As we age, not only do we feel older mentally, but physically as well. For seniors, health conditions follow age, and the older we get the more susceptible we become. Fortunately, modern medicine has extended the average life span of humans in many developed, and non-developed countries.
In order to know what to look out for you need to be aware of the potential risk for disease as you age. We’re going to list the top health concerns for seniors and then talk about how you can lower your risk for certain diseases.
Health Concerns for Seniors
Arthritis is one of the biggest health concerns for older people. At least 50 million US adults have some form of arthritis, most commonly among women and the elderly.
If you want to learn more about what arthritis is and how to treat it, check out our article on managing arthritis.
Cancer is not just affecting the elderly, it affects us all. As of 2014, it has been the second leading cause of death for those over 65 based on CDC data.

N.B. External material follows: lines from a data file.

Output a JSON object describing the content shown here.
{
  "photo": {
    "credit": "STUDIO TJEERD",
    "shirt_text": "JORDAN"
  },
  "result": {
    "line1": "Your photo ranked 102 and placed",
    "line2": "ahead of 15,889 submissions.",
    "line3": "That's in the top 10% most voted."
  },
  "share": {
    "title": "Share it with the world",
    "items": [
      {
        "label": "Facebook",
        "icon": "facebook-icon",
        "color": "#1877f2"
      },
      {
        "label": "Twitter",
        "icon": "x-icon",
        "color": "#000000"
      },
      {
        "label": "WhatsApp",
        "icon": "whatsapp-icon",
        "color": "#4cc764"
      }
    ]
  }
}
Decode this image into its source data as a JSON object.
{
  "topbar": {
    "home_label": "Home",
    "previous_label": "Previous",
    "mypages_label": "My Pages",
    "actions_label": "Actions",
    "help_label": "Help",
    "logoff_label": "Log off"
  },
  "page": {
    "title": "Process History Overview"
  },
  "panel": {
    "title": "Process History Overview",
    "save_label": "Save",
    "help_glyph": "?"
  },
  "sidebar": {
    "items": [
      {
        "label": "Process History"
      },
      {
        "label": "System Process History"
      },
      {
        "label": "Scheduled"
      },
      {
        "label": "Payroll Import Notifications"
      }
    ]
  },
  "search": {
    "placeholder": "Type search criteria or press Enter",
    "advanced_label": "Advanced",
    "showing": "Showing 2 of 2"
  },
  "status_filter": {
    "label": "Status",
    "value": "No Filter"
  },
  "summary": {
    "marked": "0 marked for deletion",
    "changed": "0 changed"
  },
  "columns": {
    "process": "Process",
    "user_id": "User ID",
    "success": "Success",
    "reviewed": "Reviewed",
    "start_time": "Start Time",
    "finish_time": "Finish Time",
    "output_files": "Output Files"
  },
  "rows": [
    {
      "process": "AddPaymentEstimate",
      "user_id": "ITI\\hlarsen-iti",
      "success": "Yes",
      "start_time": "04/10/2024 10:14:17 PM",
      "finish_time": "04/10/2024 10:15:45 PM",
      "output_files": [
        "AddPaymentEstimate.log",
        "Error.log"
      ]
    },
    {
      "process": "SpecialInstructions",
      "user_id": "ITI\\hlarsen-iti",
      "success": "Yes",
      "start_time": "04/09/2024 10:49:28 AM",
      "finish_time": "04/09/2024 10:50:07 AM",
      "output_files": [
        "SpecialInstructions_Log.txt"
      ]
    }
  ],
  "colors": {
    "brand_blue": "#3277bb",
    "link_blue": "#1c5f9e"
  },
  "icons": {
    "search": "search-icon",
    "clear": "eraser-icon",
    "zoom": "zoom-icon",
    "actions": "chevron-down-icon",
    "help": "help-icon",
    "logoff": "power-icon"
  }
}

It’s important to schedule regular checks and screenings to catch and treat early forms of cancer.
Alzheimer’s is typically known for affecting seniors. It’s a chronic condition that affects cognitive functioning and it’s still hard to diagnose correctly. According to the Alzheimer’s Association, 1 in 9 people over age 65 and a 3rd of those over 85 have Alheimer’s.
The National Osteoporosis Foundation has found that 54 million Americans have this condition. The disease is caused by multiple factors such as cancer, medicine, genes, age, and sex.
We have another article just on Osteoporosis, the types, and prevention methods.
Slips and falls are more likely and more dangerous as we age. A typical fall for a teenager may end with bumps and bruises, and it could mean broken bones for a senior. According to the NCOA, falls are the leading cause of fatal and nonfatal injuries for those over 65.
Pneumonia and the Flu
Seniors are not only more susceptible to catching the flu and pneumonia but also are more at risk of death due to them. It’s recommended that you get an annual flu shot and see your doctor for any flu like symptoms.
The National Institutes of Health has found that one in three people over age 60 will get shingles. It can cause severe pain, rash, and blisters on one side of the body. There is a vaccine available so ask your doctor if it’s right for you.
What can I do now to lower my risks?
First off, you need to quit smoking. “But it’s just one cigarette every now and then.” This is a common excuse for those who say they’re not addicted to cigarettes. But why not just quit altogether? More and more research is coming out about just what cigarettes can do to our bodies….and it’s not looking good.
Second, get yourself in the healthy lifestyle mindset. Don’t just diet for a few weeks and say it’s not for you. You need to find a healthy medium that allows you to eat right, exercise, and eat the foods you enjoy every now and then. One of the leading risks of health disorders is being overweight. If you can catch it early and correct it, you’ll save yourself from the complications that come with being overweight or obese like diabetes, gout, certain heart diseases, and more.